Produzida naturalmente pelo organismo e armazenada nos músculos, a creatina participa da produção rápida de energia em atividades de força e potência. Com o envelhecimento, ocorre a redução gradual da massa e da força muscular, processo conhecido como sarcopenia, que pode afetar mobilidade, equilíbrio e autonomia.

Creatina pros 60+

Para idosos, o principal objetivo da suplementação não é o ganho estético, mas a preservação da funcionalidade. A manutenção da força pode facilitar atividades diárias, como levantar da cadeira, subir escadas e carregar objetos.
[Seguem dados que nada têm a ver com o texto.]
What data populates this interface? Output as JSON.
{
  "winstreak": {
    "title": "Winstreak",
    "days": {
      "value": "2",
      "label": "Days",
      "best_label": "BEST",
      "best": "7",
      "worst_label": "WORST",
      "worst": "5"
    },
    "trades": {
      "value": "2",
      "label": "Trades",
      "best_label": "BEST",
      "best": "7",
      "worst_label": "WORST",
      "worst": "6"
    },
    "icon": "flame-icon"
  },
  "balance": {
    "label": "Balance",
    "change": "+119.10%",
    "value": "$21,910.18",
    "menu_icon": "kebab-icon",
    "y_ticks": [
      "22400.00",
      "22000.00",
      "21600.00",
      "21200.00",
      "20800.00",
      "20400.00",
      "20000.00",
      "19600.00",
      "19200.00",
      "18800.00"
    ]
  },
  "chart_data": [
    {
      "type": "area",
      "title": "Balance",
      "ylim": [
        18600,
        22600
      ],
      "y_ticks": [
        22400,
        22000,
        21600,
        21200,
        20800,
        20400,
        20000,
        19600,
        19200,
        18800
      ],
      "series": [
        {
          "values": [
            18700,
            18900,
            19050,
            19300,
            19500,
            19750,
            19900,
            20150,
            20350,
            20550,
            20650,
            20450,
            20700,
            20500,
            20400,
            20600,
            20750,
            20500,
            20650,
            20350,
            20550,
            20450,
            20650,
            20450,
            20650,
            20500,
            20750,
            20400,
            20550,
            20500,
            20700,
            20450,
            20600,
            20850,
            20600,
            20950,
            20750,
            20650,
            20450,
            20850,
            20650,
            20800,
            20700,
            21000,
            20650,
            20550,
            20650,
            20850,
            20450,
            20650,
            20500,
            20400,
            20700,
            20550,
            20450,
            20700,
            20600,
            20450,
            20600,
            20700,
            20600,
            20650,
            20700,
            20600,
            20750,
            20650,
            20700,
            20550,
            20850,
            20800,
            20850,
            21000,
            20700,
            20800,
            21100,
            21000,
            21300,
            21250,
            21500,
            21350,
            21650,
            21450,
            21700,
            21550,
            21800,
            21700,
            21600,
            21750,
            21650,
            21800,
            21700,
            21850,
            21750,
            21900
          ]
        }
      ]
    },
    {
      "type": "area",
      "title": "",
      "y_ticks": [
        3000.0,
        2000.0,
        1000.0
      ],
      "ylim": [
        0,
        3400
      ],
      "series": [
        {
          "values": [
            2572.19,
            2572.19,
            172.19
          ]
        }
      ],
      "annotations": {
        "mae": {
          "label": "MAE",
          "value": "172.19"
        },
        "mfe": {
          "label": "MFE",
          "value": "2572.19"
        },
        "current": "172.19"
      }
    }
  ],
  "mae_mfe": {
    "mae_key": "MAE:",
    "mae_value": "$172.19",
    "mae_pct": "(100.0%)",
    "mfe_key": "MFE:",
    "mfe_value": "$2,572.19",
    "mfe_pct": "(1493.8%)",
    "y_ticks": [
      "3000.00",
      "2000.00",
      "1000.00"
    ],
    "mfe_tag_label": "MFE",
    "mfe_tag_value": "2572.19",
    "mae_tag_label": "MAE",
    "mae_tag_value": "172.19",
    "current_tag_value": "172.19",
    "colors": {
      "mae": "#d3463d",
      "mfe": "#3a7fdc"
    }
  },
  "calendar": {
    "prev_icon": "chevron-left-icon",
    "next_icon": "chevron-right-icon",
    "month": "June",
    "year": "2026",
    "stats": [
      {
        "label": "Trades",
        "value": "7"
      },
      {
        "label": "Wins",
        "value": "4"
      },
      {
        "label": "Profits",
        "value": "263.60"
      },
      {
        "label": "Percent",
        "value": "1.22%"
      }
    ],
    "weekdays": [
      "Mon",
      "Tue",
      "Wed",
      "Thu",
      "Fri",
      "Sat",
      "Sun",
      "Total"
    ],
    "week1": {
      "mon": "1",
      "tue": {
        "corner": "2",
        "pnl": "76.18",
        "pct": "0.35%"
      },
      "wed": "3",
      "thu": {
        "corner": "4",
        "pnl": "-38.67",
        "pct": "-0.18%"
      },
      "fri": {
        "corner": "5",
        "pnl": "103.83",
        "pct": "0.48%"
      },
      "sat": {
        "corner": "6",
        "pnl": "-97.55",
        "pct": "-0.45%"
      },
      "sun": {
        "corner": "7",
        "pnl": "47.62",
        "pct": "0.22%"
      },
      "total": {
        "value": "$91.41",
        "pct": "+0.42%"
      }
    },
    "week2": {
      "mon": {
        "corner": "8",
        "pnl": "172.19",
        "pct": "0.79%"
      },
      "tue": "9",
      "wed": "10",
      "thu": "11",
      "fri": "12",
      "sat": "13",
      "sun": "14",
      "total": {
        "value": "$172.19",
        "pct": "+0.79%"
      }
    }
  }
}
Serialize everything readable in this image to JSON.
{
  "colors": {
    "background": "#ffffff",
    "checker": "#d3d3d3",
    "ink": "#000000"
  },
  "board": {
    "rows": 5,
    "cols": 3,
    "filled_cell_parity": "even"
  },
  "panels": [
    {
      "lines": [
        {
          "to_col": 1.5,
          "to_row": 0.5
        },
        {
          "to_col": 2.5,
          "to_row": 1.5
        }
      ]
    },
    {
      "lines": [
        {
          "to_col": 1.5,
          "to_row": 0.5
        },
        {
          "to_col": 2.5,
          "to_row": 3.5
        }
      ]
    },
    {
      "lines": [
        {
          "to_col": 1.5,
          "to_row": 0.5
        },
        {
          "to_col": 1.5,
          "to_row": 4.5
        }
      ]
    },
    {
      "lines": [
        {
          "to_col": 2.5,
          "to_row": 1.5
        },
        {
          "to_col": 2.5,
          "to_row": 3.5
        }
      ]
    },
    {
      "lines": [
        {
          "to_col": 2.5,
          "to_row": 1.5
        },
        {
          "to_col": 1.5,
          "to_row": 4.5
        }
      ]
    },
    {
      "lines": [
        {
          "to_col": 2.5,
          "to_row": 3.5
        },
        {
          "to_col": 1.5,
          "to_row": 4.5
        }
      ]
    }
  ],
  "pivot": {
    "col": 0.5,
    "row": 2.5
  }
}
  • Força e massa muscular: A creatina, principalmente combinada a exercícios de resistência, pode contribuir para ganhos de força e massa magra em idosos. Uma meta-análise com 22 estudos e 721 participantes apontou aumento de massa magra e melhora da força muscular, com ganho médio de cerca de 1,37 kg.
  • Recuperação física: O suplemento pode auxiliar na recuperação após exercícios como musculação, pilates e fisioterapia, ao favorecer a disponibilidade de energia para as células musculares.
  • Possíveis efeitos cognitivos: Estudos avaliam impactos da creatina em memória e processamento de informações, mas os resultados ainda são iniciais e não comprovam prevenção ou tratamento de doenças neurológicas.
  • Uso e dosagem: A creatina monohidratada é a forma mais estudada, com pesquisas utilizando geralmente doses de 3 a 5 gramas por dia. Os efeitos variam conforme alimentação, atividade física e características individuais.
  • Segurança: Em pessoas saudáveis, a creatina é considerada segura nas doses recomendadas. Idosos com doenças renais, uso de medicamentos ou condições crônicas devem buscar avaliação profissional antes do uso. O suplemento também pode alterar exames de creatinina, exigindo interpretação médica.

A recomendação de especialistas é que a creatina não seja vista como uma solução isolada contra a perda muscular. Seus possíveis benefícios fazem parte de uma estratégia mais ampla, que inclui ingestão adequada de proteínas, alimentação variada, hidratação, sono regular e prática de exercícios de força.